Once his carriage safely rolled to a stop, Austria stepped out of it and stretched. While even he could not deny the beauty of Paris, nothing pleased the heart quite like home. Servants rushed about him, ushering in his extensive luggage. Sidestepping away from them, he gazed up at the early-morning sky and allowed himself the luxury of taking it all in. The fading purple of night, the sun shyly poking its face out through his hedges, and the birds singing their daily hymns. Truly, there was nowhere quite like home.
Feeling sufficiently uplifted, he entered the home and mindlessly made his way up the stairs. He froze once his hand hovered above the doorknob to his bedroom. He had been burned once before doing this and while, thankfully, all other parties had been asleep, the event had caused him enough mental anguish to power him through another three decades. Still, the desire to change out of his travel clothes was nigh impossible to dismiss. Leaning an ear against the door, his decision was made for him when he heard something like a moan come from Erzsébet. Changing could wait.
All remnants of his good mood dissipated as he silently grumbled to himself about their guest. While it certainly came as no surprise – Erzsébet did this every time he was out of town and, honestly, Roderich had grown to expect it – but hearing them was different. Sure, he was no fool and they made no effort to pretend but having indisputable proof of their trysts was another. Roderich was cursed to have found a spouse and enemy full of cunning. He noted that, if the two of them ever put their powers to good use, he’d have to compliment them for it. For now, while he was their target, any appreciation was out of the question.
He felt his body yearning for caffeine and knew what the next item on his agenda must be. Still lost in his thoughts, he was completely caught off guard at the sight of a bare-chested Gilbert standing over the kitchen counter. It was comical, really, watching such a brutish man delicately pour cream into two dainty mugs, mentally measuring out the right amounts. Roderich stood back and watched the whole performance in domesticity, studying the man before him as he never had before. The way his back and shoulder muscles shifted with each movement; how he never slouched even when it would be far more comfortable to; how the whole time, he never stopped humming marches to himself.
This scene felt too intimate and Roderich understood that he was not its intended audience. What he needed most from his rival now was hostility and not misguided fantasies of marital bliss. He cleared his throat and stepped into Gilbert’s line of sight. “For me? How sweet of you.” He snatched the mug closest to him and added in his usual five spoonsful of sugar. He held up a finger when he felt Gilbert gearing up to protest. “She’s still asleep. Besides, no one likes waking up to cold coffee. It sets such a tone for the day.”
They settled into a tense silence, neither one wanting to acknowledge the other. It was childish, Roderich understood, but failing to will the other out of his existence was better than devolving into petty insults or a physical altercation. And, if he ignored all rational thoughts, he didn’t even care. When around each other, what else were they but ancient children? There was no reason for them to speak, why invent one?
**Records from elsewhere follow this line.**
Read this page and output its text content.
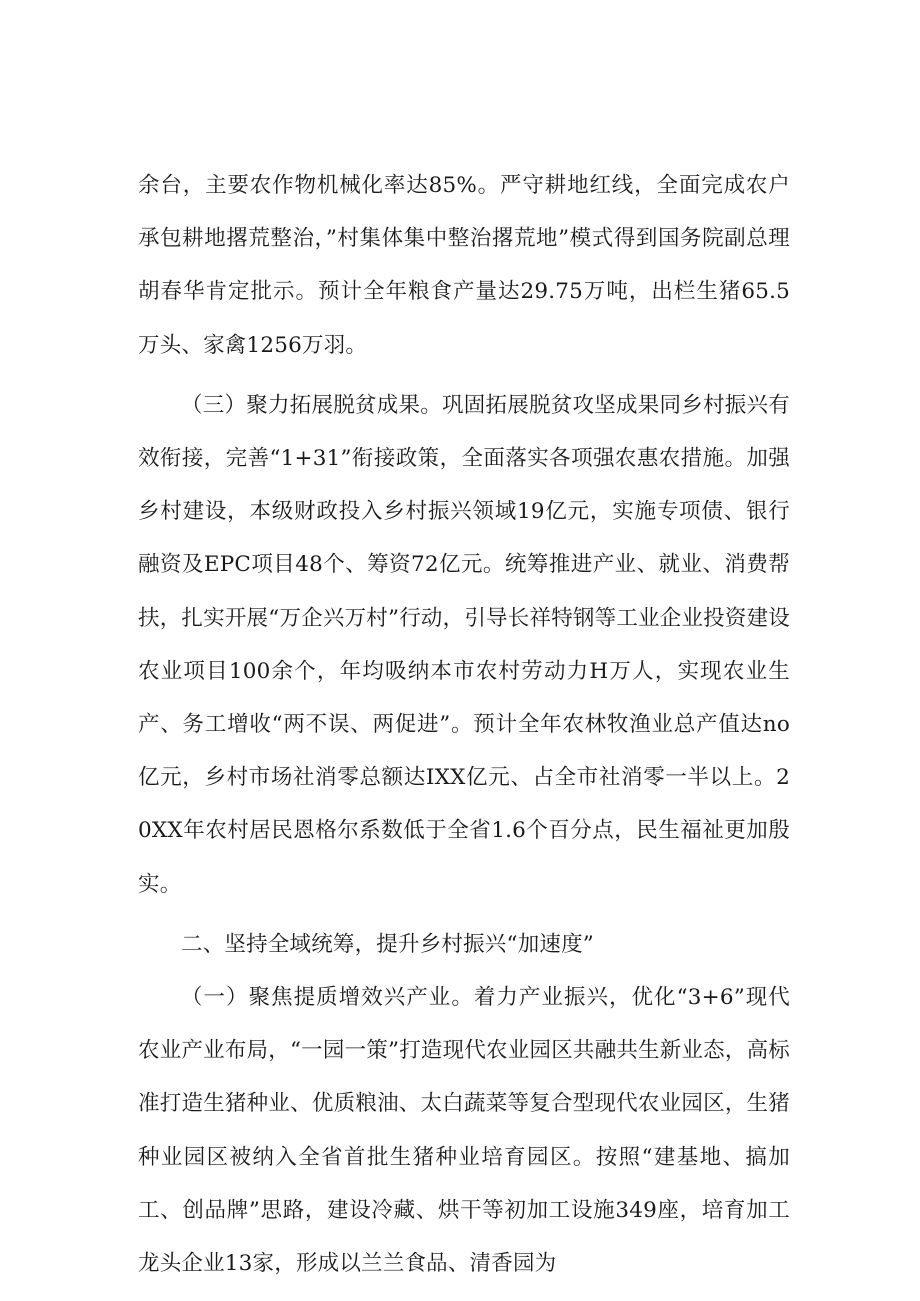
余台，主要农作物机械化率达85%。严守耕地红线，全面完成农户承包耕地撂荒整治，”村集体集中整治撂荒地”模式得到国务院副总理胡春华肯定批示。预计全年粮食产量达29.75万吨，出栏生猪65.5万头、家禽1256万羽。

（三）聚力拓展脱贫成果。巩固拓展脱贫攻坚成果同乡村振兴有效衔接，完善“1+31”衔接政策，全面落实各项强农惠农措施。加强乡村建设，本级财政投入乡村振兴领域19亿元，实施专项债、银行融资及EPC项目48个、筹资72亿元。统筹推进产业、就业、消费帮扶，扎实开展“万企兴万村”行动，引导长祥特钢等工业企业投资建设农业项目100余个，年均吸纳本市农村劳动力H万人，实现农业生产、务工增收“两不误、两促进”。预计全年农林牧渔业总产值达no亿元，乡村市场社消零总额达IXX亿元、占全市社消零一半以上。20XX年农村居民恩格尔系数低于全省1.6个百分点，民生福祉更加殷实。

二、坚持全域统筹，提升乡村振兴“加速度”

（一）聚焦提质增效兴产业。着力产业振兴，优化“3+6”现代农业产业布局，“一园一策”打造现代农业园区共融共生新业态，高标准打造生猪种业、优质粮油、太白蔬菜等复合型现代农业园区，生猪种业园区被纳入全省首批生猪种业培育园区。按照“建基地、搞加工、创品牌”思路，建设冷藏、烘干等初加工设施349座，培育加工龙头企业13家，形成以兰兰食品、清香园为
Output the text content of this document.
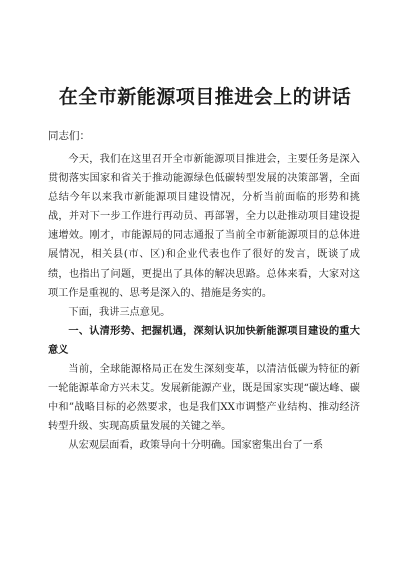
在全市新能源项目推进会上的讲话
同志们：

今天，我们在这里召开全市新能源项目推进会，主要任务是深入贯彻落实国家和省关于推动能源绿色低碳转型发展的决策部署，全面总结今年以来我市新能源项目建设情况，分析当前面临的形势和挑战，并对下一步工作进行再动员、再部署，全力以赴推动项目建设提速增效。刚才，市能源局的同志通报了当前全市新能源项目的总体进展情况，相关县(市、区)和企业代表也作了很好的发言，既谈了成绩，也指出了问题，更提出了具体的解决思路。总体来看，大家对这项工作是重视的、思考是深入的、措施是务实的。

下面，我讲三点意见。

一、认清形势、把握机遇，深刻认识加快新能源项目建设的重大意义

当前，全球能源格局正在发生深刻变革，以清洁低碳为特征的新一轮能源革命方兴未艾。发展新能源产业，既是国家实现“碳达峰、碳中和”战略目标的必然要求，也是我们XX市调整产业结构、推动经济转型升级、实现高质量发展的关键之举。

从宏观层面看，政策导向十分明确。国家密集出台了一系
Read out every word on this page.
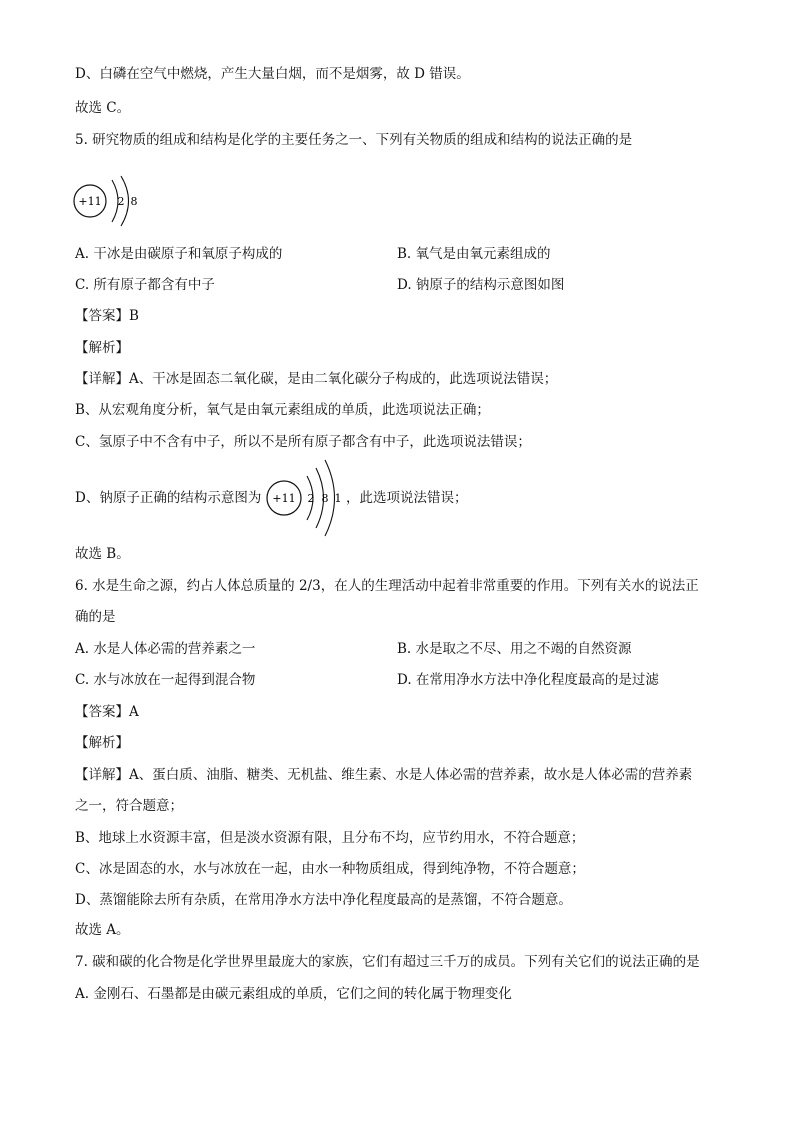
D、白磷在空气中燃烧，产生大量白烟，而不是烟雾，故 D 错误。
故选 C。
5. 研究物质的组成和结构是化学的主要任务之一、下列有关物质的组成和结构的说法正确的是
+11 2 8
A. 干冰是由碳原子和氧原子构成的	B. 氧气是由氧元素组成的
C. 所有原子都含有中子	D. 钠原子的结构示意图如图
【答案】B
【解析】
【详解】A、干冰是固态二氧化碳，是由二氧化碳分子构成的，此选项说法错误；
B、从宏观角度分析，氧气是由氧元素组成的单质，此选项说法正确；
C、氢原子中不含有中子，所以不是所有原子都含有中子，此选项说法错误；
D、钠原子正确的结构示意图为 +11 2 8 1 ，此选项说法错误；
故选 B。
6. 水是生命之源，约占人体总质量的 2/3，在人的生理活动中起着非常重要的作用。下列有关水的说法正
确的是
A. 水是人体必需的营养素之一	B. 水是取之不尽、用之不竭的自然资源
C. 水与冰放在一起得到混合物	D. 在常用净水方法中净化程度最高的是过滤
【答案】A
【解析】
【详解】A、蛋白质、油脂、糖类、无机盐、维生素、水是人体必需的营养素，故水是人体必需的营养素
之一，符合题意；
B、地球上水资源丰富，但是淡水资源有限，且分布不均，应节约用水，不符合题意；
C、冰是固态的水，水与冰放在一起，由水一种物质组成，得到纯净物，不符合题意；
D、蒸馏能除去所有杂质，在常用净水方法中净化程度最高的是蒸馏，不符合题意。
故选 A。
7. 碳和碳的化合物是化学世界里最庞大的家族，它们有超过三千万的成员。下列有关它们的说法正确的是
A. 金刚石、石墨都是由碳元素组成的单质，它们之间的转化属于物理变化
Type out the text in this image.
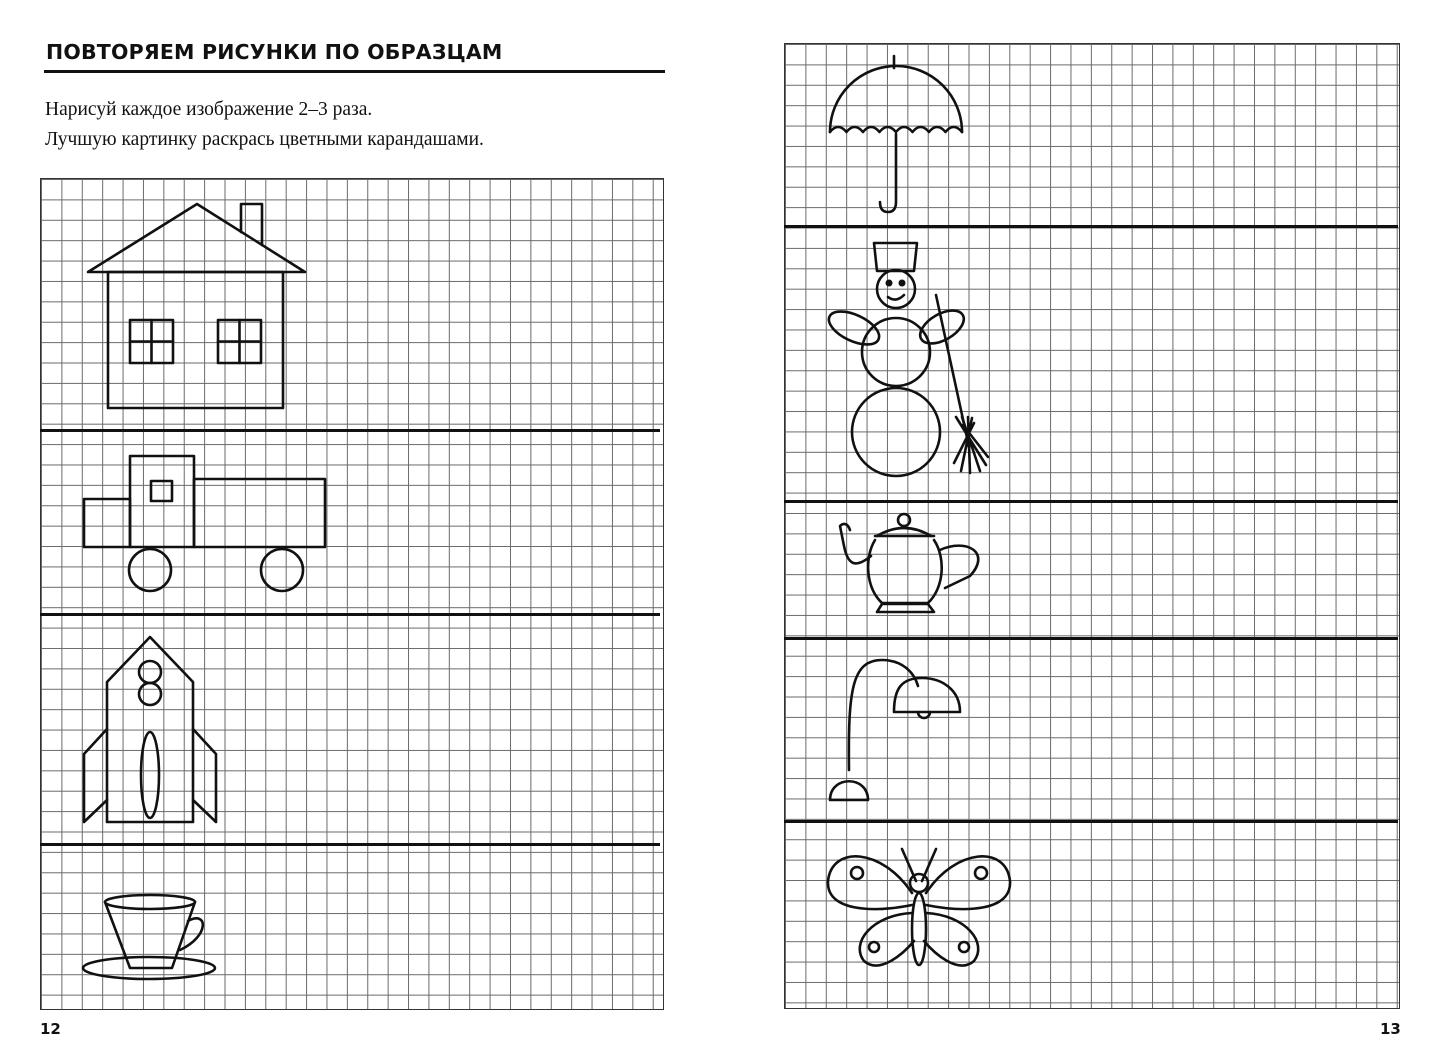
ПОВТОРЯЕМ РИСУНКИ ПО ОБРАЗЦАМ
Нарисуй каждое изображение 2–3 раза.
Лучшую картинку раскрась цветными карандашами.
12	13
“Paris again? How many times have you been there over the last three months?” There almost appeared to be a hint of affectionate teasing in Gilbert’s words.
Roderich turned to face him and was surprised to find Gilbert already observing him with mild interest. What a strange morning, one he wished he could find some escape in by returning to bed but felt certain would provide him with no real escape. If anything, the pair would wake him up and demand he leave his own damn bed for another room, that’s how selfish they were. Against his will, he felt himself noticing the strength in Gilbert’s body, all broad shoulders and muscle, the physique of the ideal warrior. All suddenly clicked on why Roderich always found himself flat on his ass whenever they’d begin to trade blows. His arrogance had blinded him to the fact that imperial power mattered little when they weren’t trying to kill each other on the battlefield. With biceps like that, his only chance to get the upper hand would be a swift kick to the groin, which even at his worst he was too principled to resort to.
He was brought back to reality when Gilbert began snapping his fingers in his face. “Jesus, has anyone ever told you how creepy that staring thing you do is? Like you were trying to undress me with your eyes.” He straightened up and shivered. “Commission a portrait, it’ll last longer.”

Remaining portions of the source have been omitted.